IL BRASILE ALLE PORTE: la nuova destinazione per la MotoGP nel 2026

Dopo oltre due decenni ritroviamo il Paese sudamericano, con un neo campione del mondo che approda in top class: ci attende un clima di vera festa!

Benvenuti in Brasile! Sono trascorsi 22 anni dalla nostra ultima volta in questo vibrante Paese sudamericano che da allora ha ospitato nel 2014 il Mondiale di calcio, nel 2016 i Giochi Olimpici di Rio de Janeiro, ha visto due vicecampioni del mondo in Formula 1 e, dal 16 novembre 2025, ha visto anche un campione del mondo in Moto2 che ora si appresta a esordire in MotoGP, di nome Diogo Moreira. La MotoGP torna a far tappa in un Paese molto legato allo sport più emozionante al mondo.

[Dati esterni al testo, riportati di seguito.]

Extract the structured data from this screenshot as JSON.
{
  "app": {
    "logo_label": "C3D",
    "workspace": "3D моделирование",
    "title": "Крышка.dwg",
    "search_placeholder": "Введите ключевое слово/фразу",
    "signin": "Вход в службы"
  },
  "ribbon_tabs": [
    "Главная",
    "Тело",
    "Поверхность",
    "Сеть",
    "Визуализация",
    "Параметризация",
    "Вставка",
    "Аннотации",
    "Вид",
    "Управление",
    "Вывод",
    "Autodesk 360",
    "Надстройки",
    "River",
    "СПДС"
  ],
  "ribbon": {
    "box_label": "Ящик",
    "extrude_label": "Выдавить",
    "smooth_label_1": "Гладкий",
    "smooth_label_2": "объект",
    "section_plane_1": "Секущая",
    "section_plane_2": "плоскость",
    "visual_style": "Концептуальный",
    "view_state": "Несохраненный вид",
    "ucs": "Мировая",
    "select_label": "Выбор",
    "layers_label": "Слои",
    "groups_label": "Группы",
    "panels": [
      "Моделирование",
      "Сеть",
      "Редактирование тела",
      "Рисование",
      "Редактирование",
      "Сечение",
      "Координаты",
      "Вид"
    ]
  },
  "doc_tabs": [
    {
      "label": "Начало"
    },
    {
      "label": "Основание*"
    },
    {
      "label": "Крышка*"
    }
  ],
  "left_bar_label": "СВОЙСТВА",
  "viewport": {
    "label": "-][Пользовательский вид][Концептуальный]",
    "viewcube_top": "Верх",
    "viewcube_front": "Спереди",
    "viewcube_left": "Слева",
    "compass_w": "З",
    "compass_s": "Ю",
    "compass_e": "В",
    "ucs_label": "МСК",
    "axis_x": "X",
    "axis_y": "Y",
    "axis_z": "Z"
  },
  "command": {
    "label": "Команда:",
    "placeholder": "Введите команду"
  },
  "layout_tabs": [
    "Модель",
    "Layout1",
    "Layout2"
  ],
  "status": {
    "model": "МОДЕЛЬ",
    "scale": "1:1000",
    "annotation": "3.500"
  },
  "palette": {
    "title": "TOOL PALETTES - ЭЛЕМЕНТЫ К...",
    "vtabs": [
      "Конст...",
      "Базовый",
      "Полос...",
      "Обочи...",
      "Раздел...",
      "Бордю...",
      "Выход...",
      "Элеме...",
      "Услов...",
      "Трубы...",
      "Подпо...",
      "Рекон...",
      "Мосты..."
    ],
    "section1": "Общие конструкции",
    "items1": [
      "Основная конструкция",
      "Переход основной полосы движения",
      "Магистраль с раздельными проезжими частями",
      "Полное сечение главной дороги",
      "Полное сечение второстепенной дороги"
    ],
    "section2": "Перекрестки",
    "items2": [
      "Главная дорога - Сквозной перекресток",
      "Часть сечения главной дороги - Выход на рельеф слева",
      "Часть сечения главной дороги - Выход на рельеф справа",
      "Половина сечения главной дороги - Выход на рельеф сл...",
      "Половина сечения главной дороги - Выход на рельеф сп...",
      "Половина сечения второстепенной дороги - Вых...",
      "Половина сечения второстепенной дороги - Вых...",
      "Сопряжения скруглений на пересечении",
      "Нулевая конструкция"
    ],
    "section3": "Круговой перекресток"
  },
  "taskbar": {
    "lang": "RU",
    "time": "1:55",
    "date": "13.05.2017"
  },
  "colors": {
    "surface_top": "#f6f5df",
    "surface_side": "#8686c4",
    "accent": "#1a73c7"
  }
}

ALCUNI DATI SUL BRASILE: tantissimi tifosi appassionati attendono il ritorno della MotoGP!

Il Brasile è il Paese più popoloso del Sudamerica, con 200 milioni di abitanti, e rappresenta quasi il 50% della popolazione totale del continente. Si correrà a Goiania, all'Autódromo Internacional Ayrton Senna, nella città che è capitale dello Stato di Goiás. A poco più di 200 km da Brasilia, la capitale del Brasile, Goiania è l'11^ città del Brasile per numero di abitanti e da quasi 40 anni conserva uno stretto legame con la MotoGP.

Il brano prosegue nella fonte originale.